Monday, September 27, 2010

Cabinet makers

The manner of his victory isn’t going to be the only problem facing Ed Miliband in the next few weeks.  The construction of his shadow cabinet also has the potential to throw a few banana skins in his path.  Appropriately enough, his brother is wielding the slipperiest of all.
 
From David’s perspective, this must all seem like a nightmare.  He resisted sticking the knife into Gordon Brown before the election because he couldn’t see a way of winning the election afterwards – much better to pick up the crown later, and let Brown take the blame.  He also refused a dead cert job as EU Representative for Foreign Affairs, again pinning his hopes on the leadership.  He was the runaway favourite for almost the entire campaign, so much so that he wasn’t prepared to offer the sort of sops to the Unions that might have turned them his way. And, surely most difficult of all, he won.  He won the MPs, he won the party, he won virtually every constituency party.  He won everything except the Unions, but that wasn’t enough.  Beaten at the post by his younger brother, that’s really going to sting.
 
He has three options ahead of him: to sign up as a Shadow Cabinet member; to return to the backbenches; or to walk away from British politics altogether.
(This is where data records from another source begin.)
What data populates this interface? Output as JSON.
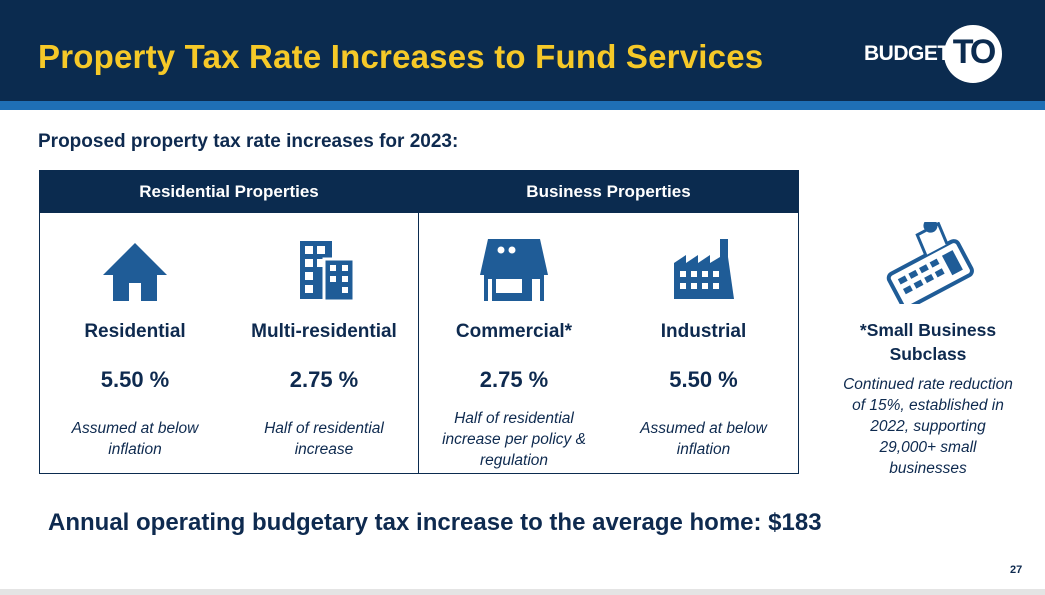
{
  "header": {
    "title": "Property Tax Rate Increases to Fund Services",
    "logo_text": "BUDGET",
    "logo_mark": "TO"
  },
  "subtitle": "Proposed property tax rate increases for 2023:",
  "table": {
    "headers": [
      "Residential Properties",
      "Business Properties"
    ],
    "columns": [
      {
        "icon": "house-icon",
        "label": "Residential",
        "rate": "5.50 %",
        "note": "Assumed at below inflation"
      },
      {
        "icon": "apartment-building-icon",
        "label": "Multi-residential",
        "rate": "2.75 %",
        "note": "Half of residential increase"
      },
      {
        "icon": "storefront-icon",
        "label": "Commercial*",
        "rate": "2.75 %",
        "note": "Half of residential increase per policy & regulation"
      },
      {
        "icon": "factory-icon",
        "label": "Industrial",
        "rate": "5.50 %",
        "note": "Assumed at below inflation"
      }
    ]
  },
  "small_business": {
    "icon": "calculator-receipt-icon",
    "label": "*Small Business Subclass",
    "note": "Continued rate reduction of 15%, established in 2022, supporting 29,000+ small businesses"
  },
  "footer": "Annual operating budgetary tax increase to the average home: $183",
  "page_number": "27",
  "colors": {
    "navy": "#0b2b4f",
    "accent_blue": "#1f6fb5",
    "title_yellow": "#f6c928",
    "icon_blue": "#1f5c97"
  }
}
Labour, and especially Ed, must be desperate that he opts for the first: rumours are flying around that he has been offered Shadow Chancellor.  But how attractive would serving in a subordinate position to his brother be – especially when you consider that economics was probably the biggest difference in their campaign positions?  Equally, does he really want to retire to a sort of ‘King over the water’ position on the back benches?  For all the bitterness he must be feeling, Ed is his brother, and David’s presence as a backbencher couldn’t help but be a destabilising influence.  Walking away altogether must be tempting, but there probably aren’t nearly so many lucrative and imposing international jobs as people seem to think.
 
I’m not going to try and predict what he’ll do – this all seems more like an emotional choice than a wholly rational one – but in his position I might be tempted to exploit the fact that his brother now needs him far more than he needs his brother.
 
If Ed can’t persuade David to stay on in cabinet (or if he can, but only in the semi-detached role of Shadow Foreign Secretary), Ed will need to find a Chancellor.  The ‘obvious’ choice would be Ed Balls, who has heavyweight economic credentials (albeit in the ‘persuasive but wrong’ category).  That really would be nailing Labour’s colours to the Brownite ‘Labour investment vs. Tory cuts’ approach, and would mean repudiating Labour’s election position, and alienating moderate Darling-ite MPs – who overwhelmingly voted for David as leader.  Maybe Balls would be better shadowing the Home Office: he’s an effective opposition politicians, and the Home Office is rarely short of targets.  Who for Chancellor then?  His wife perhaps?  She’s certainly competent enough, although she needs to work on her television manner, but there’s another problem (worse is Mili-D is shadowing the Foreign Office).  The four great offices of state would be shadowed by two brothers and two spouses.  That’s quite a shallow gene pool.
 
Perhaps it’s no wonder that Ed Miliband looked quite so miserable while he waited for the results to be read out on Saturday.  He’d realised quite what a pickle he’s in.